Hükümetin üretime değil, ithalata dayalı tarım politikaları uyguladığını savunan CHP Milletvekili Orhan Sarıbal, AKP'nin küçük çiftçileri korumak ve geliştirmek yerine büyük ve orta çiftçiler desteklediğini belirterek, “küçük üreticilik yok olurken, yerini büyük ölçekli işletmelere ve tarım şirketlerine dayalı bir yapı almaya başlamıştır. Ülkemizin tarım-gıda sistemi giderek uluslararası sermayenin çıkarlarına göre şekillendirilmekte; ülkemizin gıda egemenliği çokuluslu şirketlerin güdümüne girmektedir. Dolayısıyla böylesi koşullarda dünya çiftçiler günü kutlanamaz. Bu gün ancak çiftçimizin içinde bulunduğu zor koşulları kamuoyuna anlatmak için değerlendirilebilir" ifadesini kullandı.

Tarımın İstihdama Ve İhracata Katkısı Azaldı

Hükümetin tarım politikalarını eleştiren Sarıbal, “Türkiye'nin nüfusu 13 milyon kişi artmasına karşılık tarım sektörünün milli gelir, istihdam ve ihracata katkısı giderek azalmıştır. Tarımın gayri safi yurtiçi hasıladaki payı yüzde 10'dan yüzde 7'ye; istihdamdaki payı ise yüzde 35'den yüzde 20'lere gerilemiştir. İşlenen tarım arazileri giderek azalmış; ürettiğinden para kazanamayan, emeğinin karşılığını alamayan çiftçimiz bu dönemde yaklaşık 3 milyon hektar araziyi ekmekten vazgeçmiştir.

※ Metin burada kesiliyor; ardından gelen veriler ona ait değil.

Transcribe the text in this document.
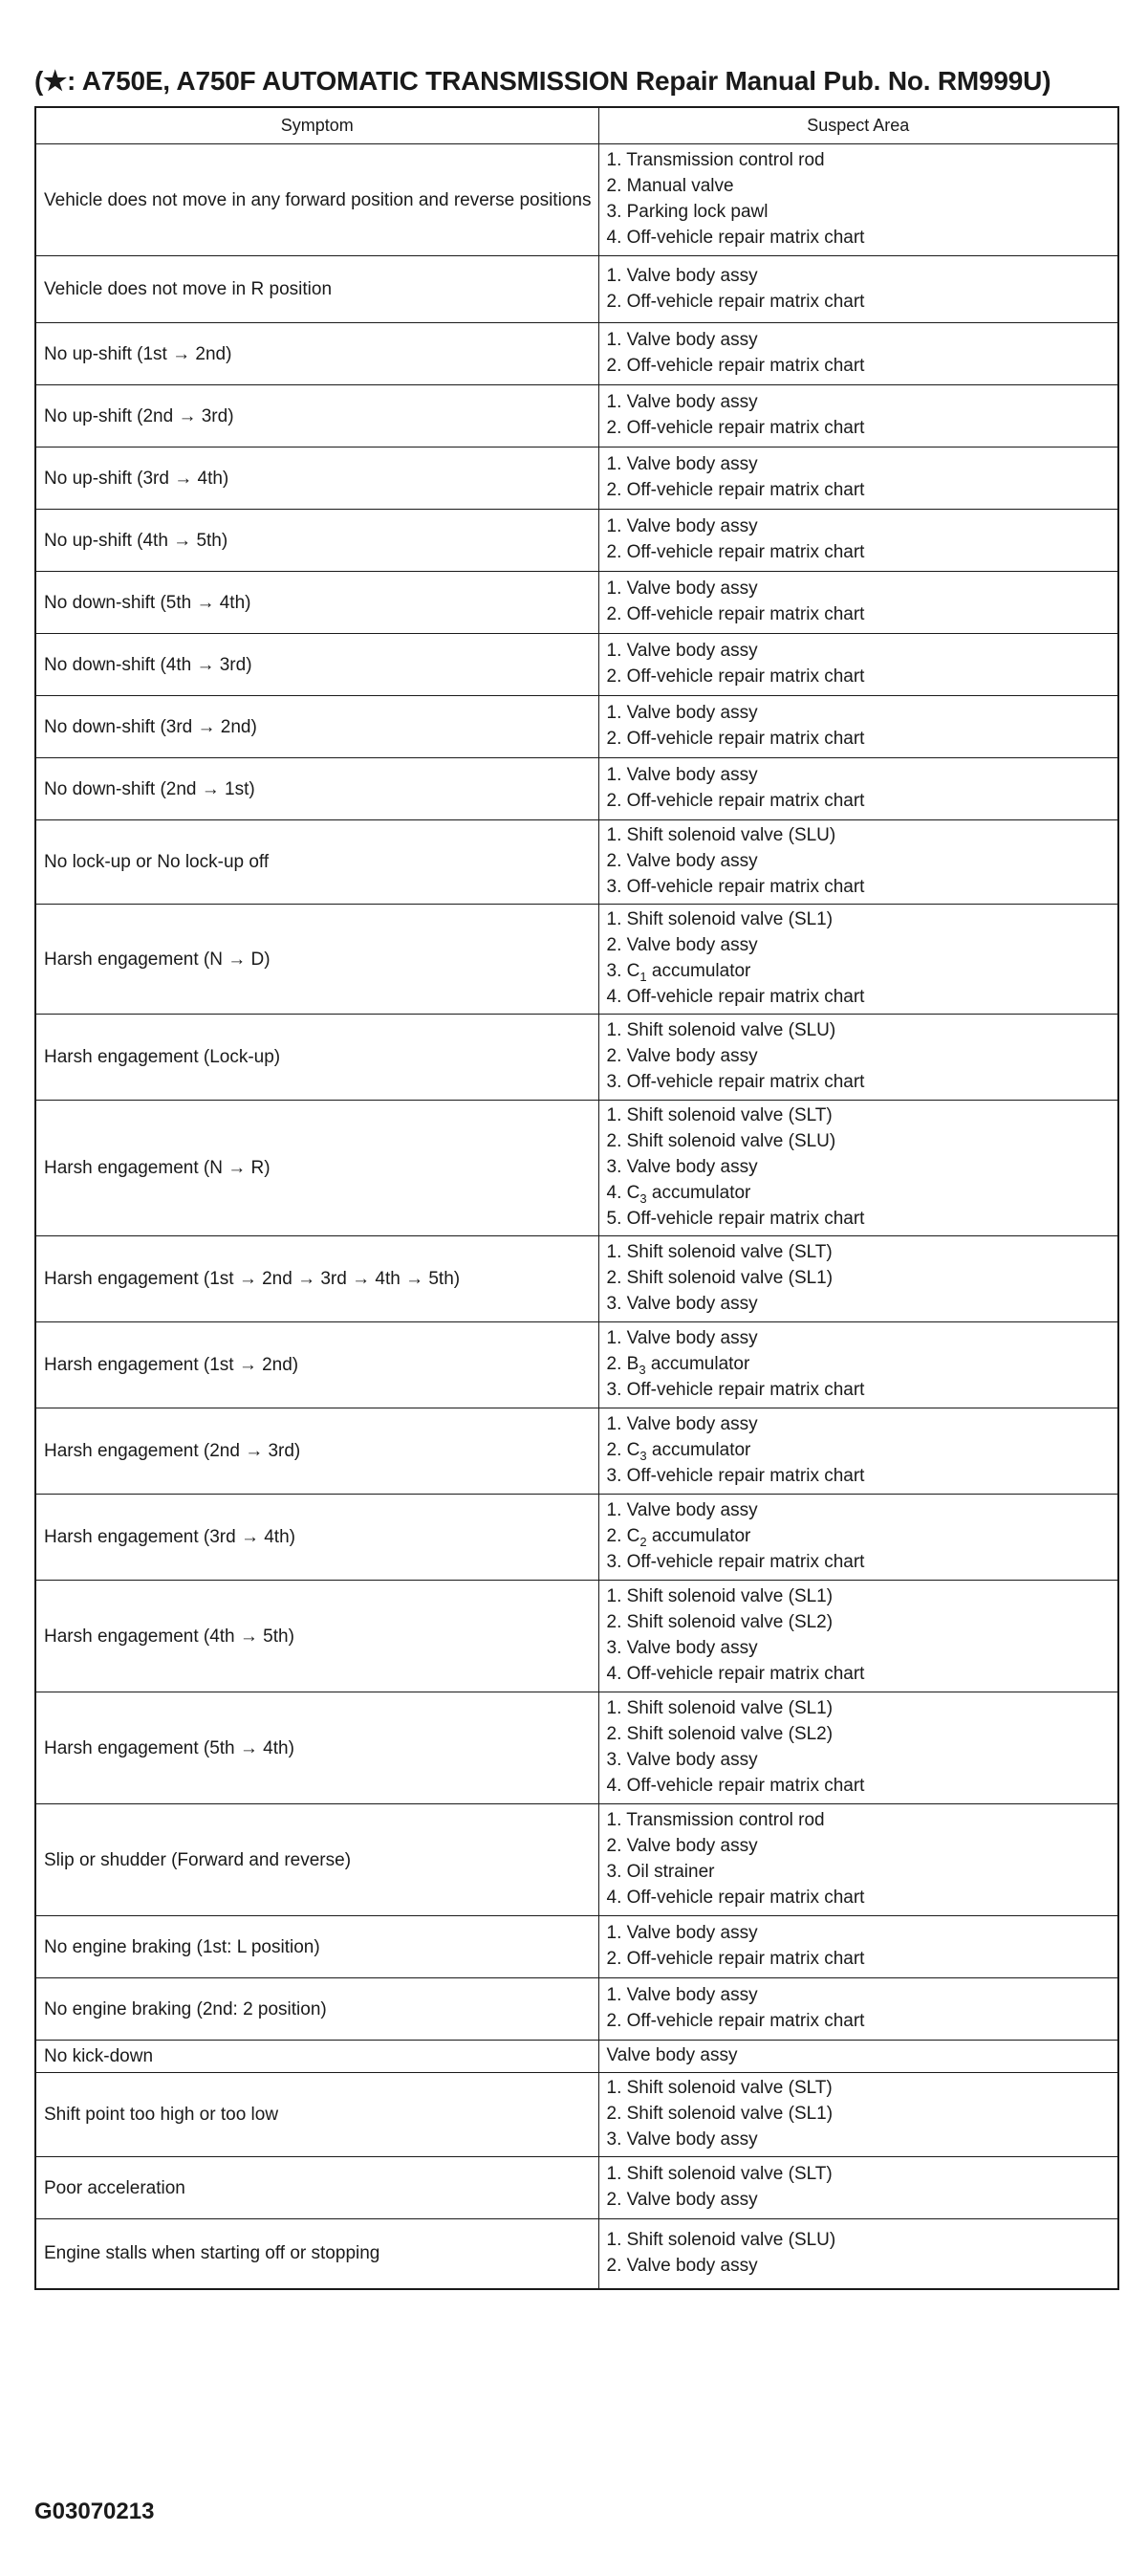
(★: A750E, A750F AUTOMATIC TRANSMISSION Repair Manual Pub. No. RM999U)
Symptom	Suspect Area
Vehicle does not move in any forward position and reverse positions	1. Transmission control rod
2. Manual valve
3. Parking lock pawl
4. Off-vehicle repair matrix chart

Vehicle does not move in R position	1. Valve body assy
2. Off-vehicle repair matrix chart

No up-shift (1st → 2nd)	1. Valve body assy
2. Off-vehicle repair matrix chart

No up-shift (2nd → 3rd)	1. Valve body assy
2. Off-vehicle repair matrix chart

No up-shift (3rd → 4th)	1. Valve body assy
2. Off-vehicle repair matrix chart

No up-shift (4th → 5th)	1. Valve body assy
2. Off-vehicle repair matrix chart

No down-shift (5th → 4th)	1. Valve body assy
2. Off-vehicle repair matrix chart

No down-shift (4th → 3rd)	1. Valve body assy
2. Off-vehicle repair matrix chart

No down-shift (3rd → 2nd)	1. Valve body assy
2. Off-vehicle repair matrix chart

No down-shift (2nd → 1st)	1. Valve body assy
2. Off-vehicle repair matrix chart

No lock-up or No lock-up off	1. Shift solenoid valve (SLU)
2. Valve body assy
3. Off-vehicle repair matrix chart

Harsh engagement (N → D)	1. Shift solenoid valve (SL1)
2. Valve body assy
3. $C_1$ accumulator
4. Off-vehicle repair matrix chart

Harsh engagement (Lock-up)	1. Shift solenoid valve (SLU)
2. Valve body assy
3. Off-vehicle repair matrix chart

Harsh engagement (N → R)	1. Shift solenoid valve (SLT)
2. Shift solenoid valve (SLU)
3. Valve body assy
4. $C_3$ accumulator
5. Off-vehicle repair matrix chart

Harsh engagement (1st → 2nd → 3rd → 4th → 5th)	1. Shift solenoid valve (SLT)
2. Shift solenoid valve (SL1)
3. Valve body assy

Harsh engagement (1st → 2nd)	1. Valve body assy
2. $B_3$ accumulator
3. Off-vehicle repair matrix chart

Harsh engagement (2nd → 3rd)	1. Valve body assy
2. $C_3$ accumulator
3. Off-vehicle repair matrix chart

Harsh engagement (3rd → 4th)	1. Valve body assy
2. $C_2$ accumulator
3. Off-vehicle repair matrix chart

Harsh engagement (4th → 5th)	1. Shift solenoid valve (SL1)
2. Shift solenoid valve (SL2)
3. Valve body assy
4. Off-vehicle repair matrix chart

Harsh engagement (5th → 4th)	1. Shift solenoid valve (SL1)
2. Shift solenoid valve (SL2)
3. Valve body assy
4. Off-vehicle repair matrix chart

Slip or shudder (Forward and reverse)	1. Transmission control rod
2. Valve body assy
3. Oil strainer
4. Off-vehicle repair matrix chart

No engine braking (1st: L position)	1. Valve body assy
2. Off-vehicle repair matrix chart

No engine braking (2nd: 2 position)	1. Valve body assy
2. Off-vehicle repair matrix chart

No kick-down	Valve body assy

Shift point too high or too low	1. Shift solenoid valve (SLT)
2. Shift solenoid valve (SL1)
3. Valve body assy

Poor acceleration	1. Shift solenoid valve (SLT)
2. Valve body assy

Engine stalls when starting off or stopping	1. Shift solenoid valve (SLU)
2. Valve body assy
G03070213
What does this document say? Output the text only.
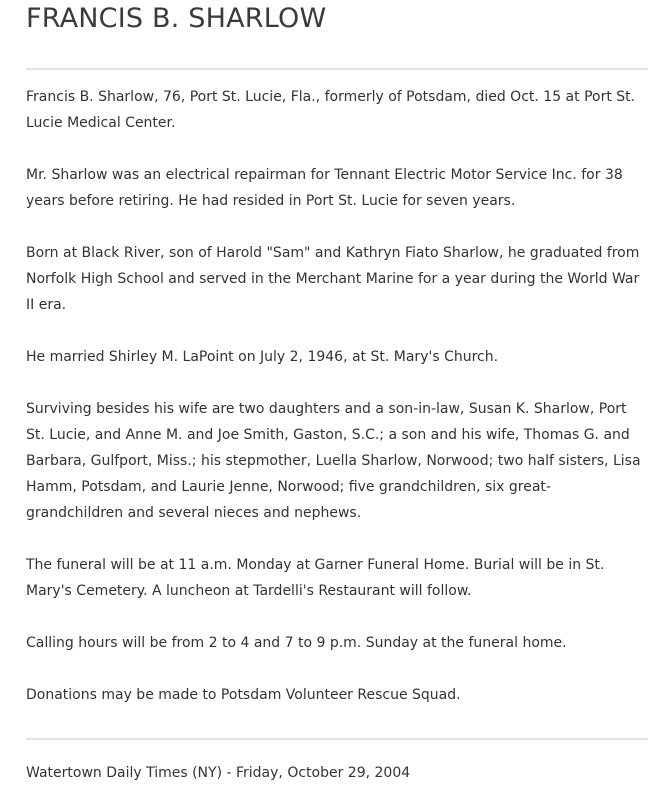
FRANCIS B. SHARLOW

Francis B. Sharlow, 76, Port St. Lucie, Fla., formerly of Potsdam, died Oct. 15 at Port St. Lucie Medical Center.

Mr. Sharlow was an electrical repairman for Tennant Electric Motor Service Inc. for 38 years before retiring. He had resided in Port St. Lucie for seven years.

Born at Black River, son of Harold "Sam" and Kathryn Fiato Sharlow, he graduated from Norfolk High School and served in the Merchant Marine for a year during the World War II era.

He married Shirley M. LaPoint on July 2, 1946, at St. Mary's Church.

Surviving besides his wife are two daughters and a son-in-law, Susan K. Sharlow, Port St. Lucie, and Anne M. and Joe Smith, Gaston, S.C.; a son and his wife, Thomas G. and Barbara, Gulfport, Miss.; his stepmother, Luella Sharlow, Norwood; two half sisters, Lisa Hamm, Potsdam, and Laurie Jenne, Norwood; five grandchildren, six great-grandchildren and several nieces and nephews.

The funeral will be at 11 a.m. Monday at Garner Funeral Home. Burial will be in St. Mary's Cemetery. A luncheon at Tardelli's Restaurant will follow.

Calling hours will be from 2 to 4 and 7 to 9 p.m. Sunday at the funeral home.

Donations may be made to Potsdam Volunteer Rescue Squad.

Watertown Daily Times (NY) - Friday, October 29, 2004
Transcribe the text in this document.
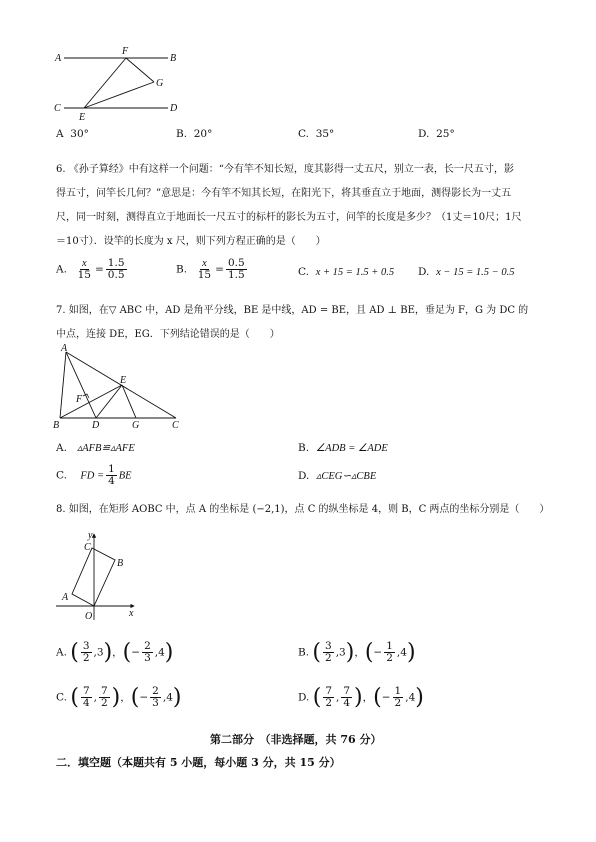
A
F
B
G
C
E
D
A 30°	B. 20°	C. 35°	D. 25°
6. 《孙子算经》中有这样一个问题：“今有竿不知长短，度其影得一丈五尺，别立一表，长一尺五寸，影
得五寸，问竿长几何？”意思是：今有竿不知其长短，在阳光下，将其垂直立于地面，测得影长为一丈五
尺，同一时刻，测得直立于地面长一尺五寸的标杆的影长为五寸，问竿的长度是多少？（1丈＝10尺；1尺
＝10寸）．设竿的长度为 x 尺，则下列方程正确的是（　　）
A. $\frac{x}{15} = \frac{1.5}{0.5}$	B. $\frac{x}{15} = \frac{0.5}{1.5}$	C. x + 15 = 1.5 + 0.5 D. x − 15 = 1.5 − 0.5
7. 如图，在▽ ABC 中，AD 是角平分线，BE 是中线，AD = BE，且 AD ⊥ BE，垂足为 F，G 为 DC 的
中点，连接 DE，EG．下列结论错误的是（　　）
A
E
F
B	D	G	C
A. ▵AFB≌▵AFE	B. ∠ADB = ∠ADE
C. FD = $\frac{1}{4}$ BE	D. ▵CEG∽▵CBE
8. 如图，在矩形 AOBC 中，点 A 的坐标是 (−2,1)，点 C 的纵坐标是 4，则 B，C 两点的坐标分别是（　　）
y
x
C
B
A
O
A. ( $\frac{3}{2} ,3$)，(− $\frac{2}{3} ,4$)	B. ( $\frac{3}{2} ,3$)，(− $\frac{1}{2} ,4$)
C. ( $\frac{7}{4}$ , $\frac{7}{2}$ )，(− $\frac{2}{3} ,4$)	D. ( $\frac{7}{2}$ , $\frac{7}{4}$ )，(− $\frac{1}{2} ,4$)
第二部分　（非选择题，共 76 分）
二．填空题（本题共有 5 小题，每小题 3 分，共 15 分）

Çiftçilerimizin kullandığı gübre, mazot, yem gibi temel girdilerin fiyatlarındaki artışlar, ürün fiyatlarındaki artışların çok üstünde gerçekleşmiştir. Girdi fiyatları dört-beş katına çıkarken, ürün fiyatları ancak iki-üç katına çıkabilmiştir. AKP iktidarında köylerin tüzel kişilikleri yok edilerek mahalleye dönüştürülmüş; köyler, otlak ve meralar piyasaya açılmış, tarım toprakları yağmalanmıştır" diye konuştu.

Tarımsal Destekler Verilmiyor!

CHP'li Sarıbal, şunları kaydetti:

“Tarımda üretim planlaması yapılmadığı için üretim (dolayısıyla çiftçi gelirleri) yıldan yıla dalgalanma göstermiştir. Üretim planlamasının önemli bir aracı olarak uygulanması gereken tarımsal destekler, 2006 yılında çıkarılan kanuna göre milli gelirin en az yüzde 1'i olması gerekirken; binde 5-6'sını aşmamıştır. Tarımdan, çiftçiden esirgenen destekler bütçe açıklarını kapatmak için alınan borçların faizlerine aktarılmıştır. Bir avuç yerli/yabancı rantiyeye milyonlarca çiftçiden 10 kat daha fazla ödeme yapılmıştır.

Tarımda Dışa Bağımlı Hale Getirildik

Uygulanan ithalata dayalı politikalarla tarım dışa bağımlı hale getirilmiştir. Türkiye artık ne kadar tarım-gıda ürünü ihracatı yapabiliyorsa o kadar da ithalat yapmaktadır. AKP'nin 15 yıllık iktidar döneminde toplam 170 milyar doları aşkın gıda ürünü ve tarımsal hammadde ithalatı yapılmıştır.

Kırsal Nüfustaki Yoksulluk Oranı Yüzde 40'a Yükseldi

Uygulanan yanlış tarım politikaları nedeniyle tarım giderek çiftçimizin geçimini sağlayabilecek bir ekonomik faaliyet olmaktan çıkmıştır. Günümüzde kırsal bölgelerde yaşayan nüfusun yüzde 40'ı yoksulluk içindedir. Bu nedenle çiftçimiz tarımdan kopmakta; köyler, tarlalar, meralar boş kalmaktadır. Türkiye tarımdaki mevcut potansiyelini değerlendirememektedir. Çiftçisini desteklememekte, bu nedenle de yeterince üretememekte, insanını doğru ve dengeli şekilde besleyememekte, ihracatını artıramamakta, ithalatını düşürememektedir. Çünkü tüm bunlar, ancak üretim maliyetlerinin düşürülmesi; destekleme araçlarının doğru ve amaca uygun olarak kullanılması; üretim planlaması yapılması, emekten, çiftçiden, üretimden yana istikrarlı politikalar uygulanması ile sağlanabilir. 15 yıllık uygulamalarından anlaşılacağı üzere bunun AKP-Saray rejimi tarafından gerçekleştirilmesi mümkün değildir."